Frank Chopp talks down to students.
  • Frank Chopp: condescending to students.

Yesterday, the Associated Students of University of Washington (ASUW), which represents over 30,000 UW undergrads, hosted a student empowerment banquet, and in doing so, they managed to do something that the Seattle City Council doesn't often attempt: They brought Seattle's legislative delegation to the table to fight for their issues. But they were to be disappointed. Even though the students came armed with three detailed, specific legislative proposals in preparation for the special session that begins in three weeks, their legislators seemed blindsided, uninformed, and tone deaf.

In brief, their proposals: (1) Cut $80 million in annual tax exemptions for large tech firms that benefit most from a strong in-state education system; (2) grant community colleges the authority to ask their communities for funding using property tax levies; (3) allow the UW's $1.83 billion endowment to invest in something other than government bonds to make more money.

But when asked what he thought of those proposals, House Speaker Frank Chopp (D-43) said "I'll comment when I read them."

Which was surprising, considering these proposals had been out for a full day and Chopp was one of the banquet's featured speakers. Instead of addressing smart proposals, Chopp delivered a condescending speech about the basics of lobbying the legislature (to a savvy student body who just pulled together a banquet of power players and a host of well-researched proposals). It was like lecturing Julia Child on how to boil an egg.

In addition to his central role in legislative affairs as House Speaker, Chopp also represents the 43rd district, which includes the University of Washington. In the past three years, state funding for UW has been cut by 50 percent.

But rather than take responsibility or talk about a road map out of this spiral of defunding education, Chopp talked for 20 minutes in platitudes about "human infrastructure," "jobs," "opportunity," "creativity," "boredom," and "accountability." He talked about how he makes his caucus stand and applaud student speakers because it makes everyone feel good. He encouraged students to think of themselves as more than "just" students.
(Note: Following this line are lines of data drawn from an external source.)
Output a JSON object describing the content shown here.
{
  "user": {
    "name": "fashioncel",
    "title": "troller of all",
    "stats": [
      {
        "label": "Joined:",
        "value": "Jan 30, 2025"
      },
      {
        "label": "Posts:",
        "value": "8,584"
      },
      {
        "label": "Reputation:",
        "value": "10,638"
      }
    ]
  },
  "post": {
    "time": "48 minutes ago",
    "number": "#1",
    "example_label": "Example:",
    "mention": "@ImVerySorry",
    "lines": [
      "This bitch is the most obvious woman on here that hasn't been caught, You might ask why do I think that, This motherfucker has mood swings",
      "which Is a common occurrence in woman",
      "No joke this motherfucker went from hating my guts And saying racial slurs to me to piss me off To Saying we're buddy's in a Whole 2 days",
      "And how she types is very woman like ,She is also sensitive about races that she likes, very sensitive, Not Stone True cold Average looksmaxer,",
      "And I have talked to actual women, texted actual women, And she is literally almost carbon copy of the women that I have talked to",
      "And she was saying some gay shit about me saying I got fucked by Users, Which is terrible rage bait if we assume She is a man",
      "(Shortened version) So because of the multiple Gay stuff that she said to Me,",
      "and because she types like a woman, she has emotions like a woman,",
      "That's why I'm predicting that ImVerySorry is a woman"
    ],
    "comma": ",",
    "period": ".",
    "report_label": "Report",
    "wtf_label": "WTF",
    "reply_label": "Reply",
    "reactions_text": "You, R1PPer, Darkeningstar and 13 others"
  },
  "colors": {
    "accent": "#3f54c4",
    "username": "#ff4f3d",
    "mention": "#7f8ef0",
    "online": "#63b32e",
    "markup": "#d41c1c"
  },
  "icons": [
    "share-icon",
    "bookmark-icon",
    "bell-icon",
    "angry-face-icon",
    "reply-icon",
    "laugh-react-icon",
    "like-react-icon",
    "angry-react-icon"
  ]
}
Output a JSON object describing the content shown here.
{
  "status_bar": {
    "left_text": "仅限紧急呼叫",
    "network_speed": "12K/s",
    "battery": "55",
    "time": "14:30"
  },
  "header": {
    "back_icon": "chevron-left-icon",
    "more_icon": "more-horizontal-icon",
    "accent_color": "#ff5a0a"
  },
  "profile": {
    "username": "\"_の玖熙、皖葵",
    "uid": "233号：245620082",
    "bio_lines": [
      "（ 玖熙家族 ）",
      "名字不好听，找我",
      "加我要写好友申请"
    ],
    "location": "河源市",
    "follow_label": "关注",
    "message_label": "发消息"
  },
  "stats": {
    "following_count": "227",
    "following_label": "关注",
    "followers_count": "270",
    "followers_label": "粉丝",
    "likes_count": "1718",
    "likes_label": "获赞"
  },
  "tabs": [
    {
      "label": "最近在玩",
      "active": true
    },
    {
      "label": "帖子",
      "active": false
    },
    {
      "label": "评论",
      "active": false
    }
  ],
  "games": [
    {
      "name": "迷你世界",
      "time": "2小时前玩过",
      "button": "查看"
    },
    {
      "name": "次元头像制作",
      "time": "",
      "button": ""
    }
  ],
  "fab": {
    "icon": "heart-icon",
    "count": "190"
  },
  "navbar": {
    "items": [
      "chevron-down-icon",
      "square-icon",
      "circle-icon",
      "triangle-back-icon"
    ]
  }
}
His only sentence that actually related to the students' legislative agenda (his understanding evidently gleaned from ASUW Government Relations director Andrew Lewis' intro): "I want to thank you for including the community colleges in your effort."

He ended on this note: "Yes, times are tough, but don't get depressed. Get organized. Get energized." He couldn't have found a room in Seattle with more organized and energized students, with more concrete, sellable, well-designed policy—and he disappointed them by not putting half the effort into the evening that they obviously had.

One member of my table said it was the third time he'd heard this speech. Searching for concrete meaning amidst the generic bullshit, I asked Adam Sherman, Vice President of the Graduate and Professional Student Senate, for comment: "He will set the tone in the house, and where he comes down on this will set the tone for where this thing will go in the future."

Well, Jesus. That doesn't bode well.

Other representatives in attendance offered guarded support for the UW proposals—Representative Hans Zeiger (R-25) said that he was "sympathetic to" closing loopholes on large tech firms, and "intrigued by" new community college levy authority. Legislative wunderkind Joe Fitzgibbon (D-34) had some choice waffling to offer: Although he could get behind all three proposals with some minor quibbles, "You can't ever look at one section of the budget in a vacuum." Well played, Padawan.